Monday Recollection of the Muqarnas dome, 2015-16
Jane Lomabard Gallery, 2019
Sarah Lawrence College, 2019

Pouyan was fascinated by the extraordinary shape of the tomb of the 11th century Muqarnas dome of Sharaf ad-Dawla, a Shi’ite mausoleum near Mosul, Iraq. It resembles a colossal Cubist sculpture, yet predates European modernism by almost a thousand years. . With a geometric  exterior that mirrored the extravagantly vaulted and ornamental interior, the Muqarnas dome was unique to Iraq, which now has four or fewer surviving examples thanks to the 13th century Mongol invasion. Prior to its destruction in October 2014 by ISIS, Pouyan had kept an image of it pinned to his studio wall, hoping that he would one day visit it.

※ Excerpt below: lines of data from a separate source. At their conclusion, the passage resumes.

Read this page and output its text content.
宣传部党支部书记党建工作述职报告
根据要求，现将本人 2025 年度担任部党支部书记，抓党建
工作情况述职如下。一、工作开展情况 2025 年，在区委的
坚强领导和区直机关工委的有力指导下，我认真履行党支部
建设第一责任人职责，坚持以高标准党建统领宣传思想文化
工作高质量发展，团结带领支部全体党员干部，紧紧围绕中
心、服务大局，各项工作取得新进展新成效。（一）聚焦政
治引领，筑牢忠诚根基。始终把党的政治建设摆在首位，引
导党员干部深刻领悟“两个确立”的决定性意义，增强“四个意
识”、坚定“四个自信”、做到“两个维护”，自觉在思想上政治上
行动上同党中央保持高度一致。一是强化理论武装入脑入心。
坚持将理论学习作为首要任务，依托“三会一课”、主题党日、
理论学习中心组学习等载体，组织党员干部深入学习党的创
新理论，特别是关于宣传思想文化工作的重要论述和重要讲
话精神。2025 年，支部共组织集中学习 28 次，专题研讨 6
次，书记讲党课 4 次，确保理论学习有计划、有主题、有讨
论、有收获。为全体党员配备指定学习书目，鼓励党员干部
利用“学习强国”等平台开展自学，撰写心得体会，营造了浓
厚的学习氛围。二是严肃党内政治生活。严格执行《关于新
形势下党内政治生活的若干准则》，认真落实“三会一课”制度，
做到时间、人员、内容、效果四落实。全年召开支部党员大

Realizing that he would never see the Muqarnas dome of Sharaf ad-Dawla, he devised a way to preserve the image. Each week made a drawing of the tomb from his memory of the photograph in his studio, emphasizing the details of the Muqarnas structure, form and ornamentation, with no recourse to the original image or his previous drawings. As his memories developed, the drawings became a personal documentation of the human mind’s inability to accurately preserve. Presented alongside the drawings were ceramic sculptures of the dome and its Muqarnas, using techniques that closely follow those of 11th century ceramic production. Pouyan’s allusion to the practices of oral history, the drawings of ancient explorers, and the processes by which an experience changes and evolves over time and space in our minds closely corresponds to the cross-fertilization of ideas and images across borders and cultures that has been prevalent to the Islamic world and Western Asia.